Chapter 41: Antimycobacterial Drugs for Treating Tuberculosis and Other Diseases

Antimycobacterial Drugs for Treating Tuberculosis and Other Diseases of pharmacology explores the specialized therapeutic strategies required to combat mycobacterial infections, which are characterized by their chronic nature, unique acid-fast cell wall structures, and ability to remain dormant within human tissue. The primary clinical focus is on managing Tuberculosis (TB), a significant global health threat caused by organisms that sequester within granulomas to evade host defenses and standard chemotherapy.
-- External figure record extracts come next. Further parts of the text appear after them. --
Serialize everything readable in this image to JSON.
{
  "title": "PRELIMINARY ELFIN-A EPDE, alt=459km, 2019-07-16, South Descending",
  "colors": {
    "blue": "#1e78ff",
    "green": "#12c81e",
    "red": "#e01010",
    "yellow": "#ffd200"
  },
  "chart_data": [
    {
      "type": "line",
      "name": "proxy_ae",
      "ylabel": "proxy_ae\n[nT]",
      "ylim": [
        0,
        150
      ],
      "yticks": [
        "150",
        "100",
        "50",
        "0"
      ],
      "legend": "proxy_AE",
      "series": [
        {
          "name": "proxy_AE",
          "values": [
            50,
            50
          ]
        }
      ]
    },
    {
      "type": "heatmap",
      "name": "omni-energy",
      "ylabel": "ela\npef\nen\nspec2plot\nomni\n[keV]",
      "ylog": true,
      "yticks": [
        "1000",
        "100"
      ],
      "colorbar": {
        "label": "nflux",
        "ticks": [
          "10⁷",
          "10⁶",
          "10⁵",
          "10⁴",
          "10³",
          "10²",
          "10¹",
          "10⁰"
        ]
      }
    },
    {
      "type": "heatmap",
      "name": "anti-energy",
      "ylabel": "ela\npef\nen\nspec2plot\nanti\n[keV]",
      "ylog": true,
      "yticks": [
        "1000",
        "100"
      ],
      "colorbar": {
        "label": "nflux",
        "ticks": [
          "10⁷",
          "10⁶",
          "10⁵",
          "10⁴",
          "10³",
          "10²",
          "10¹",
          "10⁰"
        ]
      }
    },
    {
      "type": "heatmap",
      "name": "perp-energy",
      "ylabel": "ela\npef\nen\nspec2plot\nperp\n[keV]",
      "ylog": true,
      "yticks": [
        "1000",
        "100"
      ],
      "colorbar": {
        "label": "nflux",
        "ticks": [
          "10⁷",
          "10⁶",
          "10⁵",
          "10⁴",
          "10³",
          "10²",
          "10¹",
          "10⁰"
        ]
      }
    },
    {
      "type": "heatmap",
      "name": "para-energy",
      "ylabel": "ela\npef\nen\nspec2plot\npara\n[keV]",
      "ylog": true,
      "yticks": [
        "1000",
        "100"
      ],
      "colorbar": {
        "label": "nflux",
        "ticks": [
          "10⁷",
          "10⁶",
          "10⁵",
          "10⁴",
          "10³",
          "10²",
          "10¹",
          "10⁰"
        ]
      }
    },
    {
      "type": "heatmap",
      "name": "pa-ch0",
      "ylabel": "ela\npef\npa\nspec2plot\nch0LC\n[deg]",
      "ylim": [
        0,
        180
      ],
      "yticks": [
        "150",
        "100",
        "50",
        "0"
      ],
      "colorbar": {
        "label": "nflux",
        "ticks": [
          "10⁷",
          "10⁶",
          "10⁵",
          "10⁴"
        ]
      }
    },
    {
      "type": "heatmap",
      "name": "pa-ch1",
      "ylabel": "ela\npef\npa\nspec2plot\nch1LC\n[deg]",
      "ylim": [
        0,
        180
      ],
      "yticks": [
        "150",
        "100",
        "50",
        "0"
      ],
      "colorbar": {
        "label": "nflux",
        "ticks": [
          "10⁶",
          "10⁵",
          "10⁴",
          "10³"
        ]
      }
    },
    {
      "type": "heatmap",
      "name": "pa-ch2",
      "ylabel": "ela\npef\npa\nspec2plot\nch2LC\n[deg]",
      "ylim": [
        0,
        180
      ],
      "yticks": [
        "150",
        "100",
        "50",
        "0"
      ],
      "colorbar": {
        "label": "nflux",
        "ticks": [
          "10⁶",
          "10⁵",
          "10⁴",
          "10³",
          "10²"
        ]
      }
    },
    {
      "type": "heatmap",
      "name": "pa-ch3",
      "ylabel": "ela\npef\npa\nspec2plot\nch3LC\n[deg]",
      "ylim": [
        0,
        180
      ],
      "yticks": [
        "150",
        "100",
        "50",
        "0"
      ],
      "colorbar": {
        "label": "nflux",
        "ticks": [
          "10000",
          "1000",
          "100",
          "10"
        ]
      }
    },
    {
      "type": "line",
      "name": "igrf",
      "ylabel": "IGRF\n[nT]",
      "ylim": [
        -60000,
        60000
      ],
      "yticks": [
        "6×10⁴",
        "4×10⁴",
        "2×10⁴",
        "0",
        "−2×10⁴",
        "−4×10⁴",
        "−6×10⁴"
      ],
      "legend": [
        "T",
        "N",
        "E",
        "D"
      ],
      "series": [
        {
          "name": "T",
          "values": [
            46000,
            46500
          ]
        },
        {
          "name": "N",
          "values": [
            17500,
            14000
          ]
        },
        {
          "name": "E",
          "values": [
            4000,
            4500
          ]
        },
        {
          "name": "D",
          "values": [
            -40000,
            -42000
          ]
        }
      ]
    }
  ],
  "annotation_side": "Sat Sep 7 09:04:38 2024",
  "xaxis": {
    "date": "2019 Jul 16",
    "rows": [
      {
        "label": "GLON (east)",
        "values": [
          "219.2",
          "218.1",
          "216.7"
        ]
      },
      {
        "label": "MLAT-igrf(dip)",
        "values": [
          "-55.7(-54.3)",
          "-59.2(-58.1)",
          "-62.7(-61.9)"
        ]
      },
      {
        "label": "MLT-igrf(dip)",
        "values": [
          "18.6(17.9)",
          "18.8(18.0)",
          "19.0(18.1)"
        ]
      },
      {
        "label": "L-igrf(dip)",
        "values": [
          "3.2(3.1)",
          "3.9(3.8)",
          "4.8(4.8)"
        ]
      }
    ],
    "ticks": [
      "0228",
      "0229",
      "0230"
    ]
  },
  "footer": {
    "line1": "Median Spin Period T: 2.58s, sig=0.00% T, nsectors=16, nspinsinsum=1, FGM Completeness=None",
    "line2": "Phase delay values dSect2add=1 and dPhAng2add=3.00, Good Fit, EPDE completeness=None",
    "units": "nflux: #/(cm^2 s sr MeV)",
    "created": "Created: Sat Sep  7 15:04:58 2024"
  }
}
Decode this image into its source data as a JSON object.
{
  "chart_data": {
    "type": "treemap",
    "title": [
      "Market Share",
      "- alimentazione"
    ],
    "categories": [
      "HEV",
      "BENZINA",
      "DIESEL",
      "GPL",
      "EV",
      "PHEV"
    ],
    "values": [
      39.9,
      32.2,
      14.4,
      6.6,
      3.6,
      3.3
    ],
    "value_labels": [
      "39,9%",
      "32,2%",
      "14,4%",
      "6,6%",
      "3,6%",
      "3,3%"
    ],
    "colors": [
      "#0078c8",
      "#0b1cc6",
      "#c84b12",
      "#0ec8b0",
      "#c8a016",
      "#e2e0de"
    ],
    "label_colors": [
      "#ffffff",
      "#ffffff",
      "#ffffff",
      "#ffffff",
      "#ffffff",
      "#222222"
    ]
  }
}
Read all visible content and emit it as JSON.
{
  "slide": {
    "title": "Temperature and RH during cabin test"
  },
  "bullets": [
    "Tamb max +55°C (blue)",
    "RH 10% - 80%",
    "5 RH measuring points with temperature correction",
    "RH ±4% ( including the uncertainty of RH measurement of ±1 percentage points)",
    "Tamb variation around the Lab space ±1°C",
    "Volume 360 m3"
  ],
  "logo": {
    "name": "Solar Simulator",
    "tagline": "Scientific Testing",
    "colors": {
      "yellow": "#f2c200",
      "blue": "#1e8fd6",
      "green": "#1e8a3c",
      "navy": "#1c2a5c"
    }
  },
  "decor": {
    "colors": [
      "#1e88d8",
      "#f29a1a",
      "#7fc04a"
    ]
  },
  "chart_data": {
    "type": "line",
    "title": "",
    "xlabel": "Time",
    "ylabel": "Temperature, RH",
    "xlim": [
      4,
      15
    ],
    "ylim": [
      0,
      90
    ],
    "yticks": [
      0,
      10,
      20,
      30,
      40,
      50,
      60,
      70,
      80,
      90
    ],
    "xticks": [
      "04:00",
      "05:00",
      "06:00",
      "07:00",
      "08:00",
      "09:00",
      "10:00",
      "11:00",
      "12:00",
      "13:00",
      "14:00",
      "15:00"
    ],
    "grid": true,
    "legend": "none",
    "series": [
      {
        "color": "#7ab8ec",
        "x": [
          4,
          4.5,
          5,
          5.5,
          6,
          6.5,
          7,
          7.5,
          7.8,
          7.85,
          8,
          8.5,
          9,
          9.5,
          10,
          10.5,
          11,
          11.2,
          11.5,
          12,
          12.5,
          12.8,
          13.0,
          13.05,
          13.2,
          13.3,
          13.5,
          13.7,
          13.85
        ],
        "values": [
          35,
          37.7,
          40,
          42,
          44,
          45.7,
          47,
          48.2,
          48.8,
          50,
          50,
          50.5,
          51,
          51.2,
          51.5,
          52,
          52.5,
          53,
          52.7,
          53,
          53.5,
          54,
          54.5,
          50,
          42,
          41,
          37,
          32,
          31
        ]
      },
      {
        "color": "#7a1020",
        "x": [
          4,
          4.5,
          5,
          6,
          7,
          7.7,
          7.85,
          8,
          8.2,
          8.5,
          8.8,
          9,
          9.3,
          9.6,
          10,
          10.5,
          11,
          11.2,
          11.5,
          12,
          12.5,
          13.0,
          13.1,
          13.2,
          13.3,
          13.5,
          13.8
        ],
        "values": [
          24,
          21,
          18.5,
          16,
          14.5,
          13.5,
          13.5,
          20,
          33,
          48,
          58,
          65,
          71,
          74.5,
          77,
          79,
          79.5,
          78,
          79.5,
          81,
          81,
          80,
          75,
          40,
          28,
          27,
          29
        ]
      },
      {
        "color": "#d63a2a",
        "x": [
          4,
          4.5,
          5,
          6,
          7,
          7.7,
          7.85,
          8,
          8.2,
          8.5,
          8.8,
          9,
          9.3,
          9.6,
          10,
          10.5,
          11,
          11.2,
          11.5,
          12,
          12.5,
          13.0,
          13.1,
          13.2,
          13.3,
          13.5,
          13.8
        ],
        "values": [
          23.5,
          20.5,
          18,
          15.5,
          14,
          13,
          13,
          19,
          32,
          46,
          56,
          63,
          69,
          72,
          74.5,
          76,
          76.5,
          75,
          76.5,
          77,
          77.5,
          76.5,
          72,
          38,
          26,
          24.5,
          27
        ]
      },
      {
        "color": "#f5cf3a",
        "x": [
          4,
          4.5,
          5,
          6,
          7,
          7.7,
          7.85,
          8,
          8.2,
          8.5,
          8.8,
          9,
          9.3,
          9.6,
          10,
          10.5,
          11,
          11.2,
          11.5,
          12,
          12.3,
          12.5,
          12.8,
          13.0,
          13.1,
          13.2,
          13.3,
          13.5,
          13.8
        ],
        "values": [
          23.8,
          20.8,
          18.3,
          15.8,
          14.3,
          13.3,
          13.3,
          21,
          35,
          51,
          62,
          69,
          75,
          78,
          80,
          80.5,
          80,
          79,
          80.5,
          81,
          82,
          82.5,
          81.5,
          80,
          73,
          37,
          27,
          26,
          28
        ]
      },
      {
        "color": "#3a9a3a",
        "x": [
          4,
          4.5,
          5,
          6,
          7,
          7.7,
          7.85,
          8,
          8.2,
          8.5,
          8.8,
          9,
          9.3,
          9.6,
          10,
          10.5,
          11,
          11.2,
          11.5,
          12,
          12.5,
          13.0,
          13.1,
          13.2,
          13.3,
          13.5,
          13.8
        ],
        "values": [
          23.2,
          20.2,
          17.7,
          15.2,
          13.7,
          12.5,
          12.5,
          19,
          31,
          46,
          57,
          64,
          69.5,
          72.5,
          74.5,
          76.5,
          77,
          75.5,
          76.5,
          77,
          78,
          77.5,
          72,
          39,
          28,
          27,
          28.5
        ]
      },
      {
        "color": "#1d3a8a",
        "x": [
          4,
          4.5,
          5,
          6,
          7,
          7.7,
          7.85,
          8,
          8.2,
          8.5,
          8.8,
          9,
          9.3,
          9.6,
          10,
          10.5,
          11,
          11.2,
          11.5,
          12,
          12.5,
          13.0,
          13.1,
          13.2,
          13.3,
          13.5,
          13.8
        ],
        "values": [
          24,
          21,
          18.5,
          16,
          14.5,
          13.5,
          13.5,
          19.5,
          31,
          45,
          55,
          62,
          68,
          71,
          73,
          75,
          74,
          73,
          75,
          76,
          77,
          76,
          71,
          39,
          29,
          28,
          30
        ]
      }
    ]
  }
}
Effective TB management necessitates a prolonged, multidrug approach typically involving a four-drug first-line regimen: isoniazid, rifampin, pyrazinamide, and ethambutol. Isoniazid is a cornerstone of therapy that disrupts mycolic acid synthesis but requires activation by the bacterial catalase-peroxidase enzyme. Its effectiveness and safety are notably influenced by genetic polymorphism, as individuals are categorized as either fast or slow acetylators, with the latter being more susceptible to drug-induced peripheral neuritis—a condition often mitigated by pyridoxine supplementation. Rifampin provides broad-spectrum activity by inhibiting bacterial RNA polymerase, though it is a potent inducer of cytochrome P450 enzymes, leading to numerous drug interactions and a characteristic reddish-orange discoloration of bodily secretions. Pyrazinamide is crucial for its ability to kill dormant bacilli in acidic environments, thereby shortening the necessary duration of treatment, while ethambutol targets cell wall formation but requires careful monitoring for dose-related optic neuritis and color blindness. To address the rise of multidrug-resistant (MDR-TB) and extensively drug-resistant (XDR-TB) strains, the chapter introduces newer agents like bedaquiline, which blocks the proton pump for ATP synthase, and pretomanid. Furthermore, the text details the treatment of leprosy (Hansen disease) using dapsone to inhibit folic acid synthesis and clofazimine for its anti-inflammatory and bactericidal properties, particularly in managing erythema nodosum leprosum. Finally, therapeutic protocols for Mycobacterium avium complex (MAC) are discussed, highlighting the role of macrolides like azithromycin and clarithromycin in treating immunocompromised patients. The overarching goal across all mycobacterial treatments is to ensure adherence through measures like Directly Observed Therapy (DOT) to prevent relapse and the further development of microbial resistance.